それだけで伝わる。お前は追わなくていいのか、と。けれど彼は微かに首を振る。
「行ってくれ」
「だが……」
「来るなと言われている」
「それは昨日の……っ」
昨日の王女と姫君の対面時に出された言葉を、今日も続けると言う。
「……わかったよ」
正直、ルークはブレスを馬鹿だと思う。けれど、わからなくはない。
自分に関することで拒絶された、否定された、ようで。近づきたい、けれど近づけない。
己の気持ちだけではなく、今は二人がともにいても気まずい空気となるだけかもしれず……
軽く息を吐き、ルークは由梨に礼をとりその場を離れた。
「可愛らしい方ね、アイラさまは」
微笑して由梨はブレスの現在(いま)を少し、思った。
「他の方たちも、とてもいい方なのね」
波打つように、さざめくように。ざわめく。
ブレスにとって過去から現在、それは全て仲間たちと共にあった。記憶そのものといってもいい。
そして現在から未来もまた、そうなのだろうと思っていた。
――訳もなく、信じるように、思っていた。
突然現れた、過去。自分にとって過去よりも過去……
由梨はにこりと微笑む。
「雪彦」
固まってしまったかのような雪彦――ブレスに、彼女は幼い日々を想う。
人に囲まれながらも一人だった己と、他人と異なる容姿のために疎まれ独りだった彼と。共に在ると落ち着いた。
桜の木が多く植えられた場所で、よく城を抜け出して遊んだ。
遊んだといっても、二人並んで空を見上げたり、他愛ない話を交わしたり、紙折りなどの簡単で可愛らしいものだったけれど。

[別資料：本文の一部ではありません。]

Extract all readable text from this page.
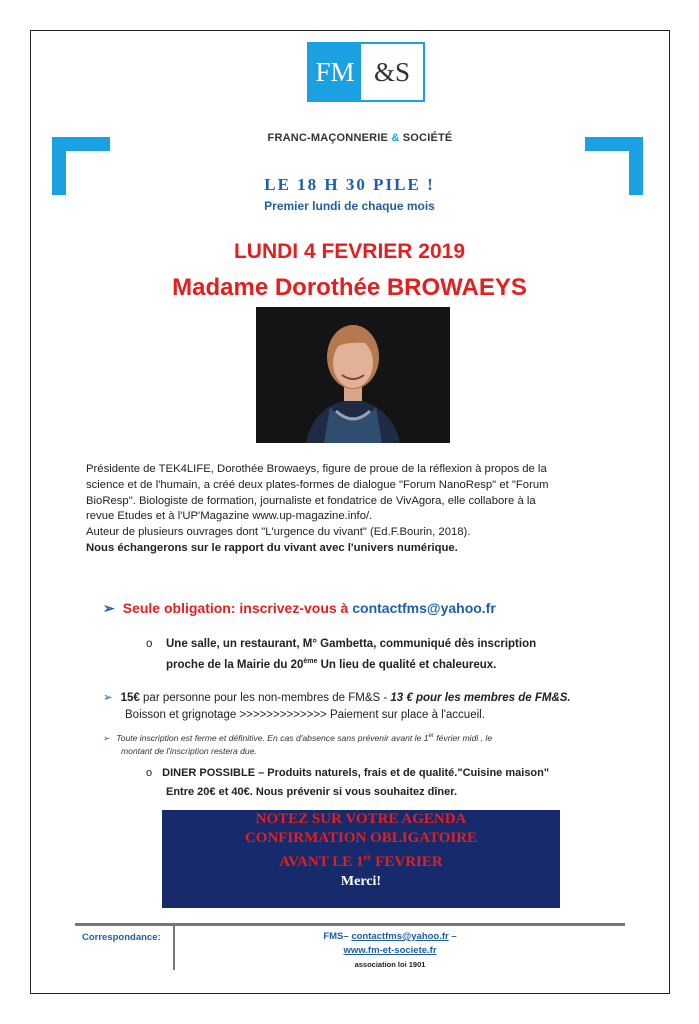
FM &S
FRANC-MAÇONNERIE & SOCIÉTÉ
LE 18 H 30 PILE !
Premier lundi de chaque mois
LUNDI 4 FEVRIER 2019
Madame Dorothée BROWAEYS

Présidente de TEK4LIFE, Dorothée Browaeys, figure de proue de la réflexion à propos de la

science et de l'humain, a créé deux plates-formes de dialogue "Forum NanoResp" et "Forum

BioResp". Biologiste de formation, journaliste et fondatrice de VivAgora, elle collabore à la

revue Etudes et à l'UP'Magazine www.up-magazine.info/.

Auteur de plusieurs ouvrages dont "L'urgence du vivant" (Ed.F.Bourin, 2018).

Nous échangerons sur le rapport du vivant avec l'univers numérique.

➢ Seule obligation: inscrivez-vous à contactfms@yahoo.fr
o Une salle, un restaurant, M° Gambetta, communiqué dès inscription
proche de la Mairie du 20ème Un lieu de qualité et chaleureux.
➢ 15€ par personne pour les non-membres de FM&S - 13 € pour les membres de FM&S.
Boisson et grignotage >>>>>>>>>>>>> Paiement sur place à l'accueil.
➢ Toute inscription est ferme et définitive. En cas d'absence sans prévenir avant le 1er février midi , le
montant de l'inscription restera due.
o DINER POSSIBLE – Produits naturels, frais et de qualité."Cuisine maison"
Entre 20€ et 40€. Nous prévenir si vous souhaitez dîner.
NOTEZ SUR VOTRE AGENDA
CONFIRMATION OBLIGATOIRE
AVANT LE 1er FEVRIER
Merci!
Correspondance:	FMS– contactfms@yahoo.fr –
www.fm-et-societe.fr
association loi 1901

そして今考えると、家臣の子だった彼は、断ることが出来なかったのかもしれないけれど。
「雪彦、姫のお言葉に返事くらいしたらどうだ!」
ずっと口を開かず由梨の背後に控えていた龍之介が声を荒げた。
「いいのよ、タツ」
薄紅の花びらが見守っているように舞う。
ふと思いついたように、そうだ、と由梨が微笑う。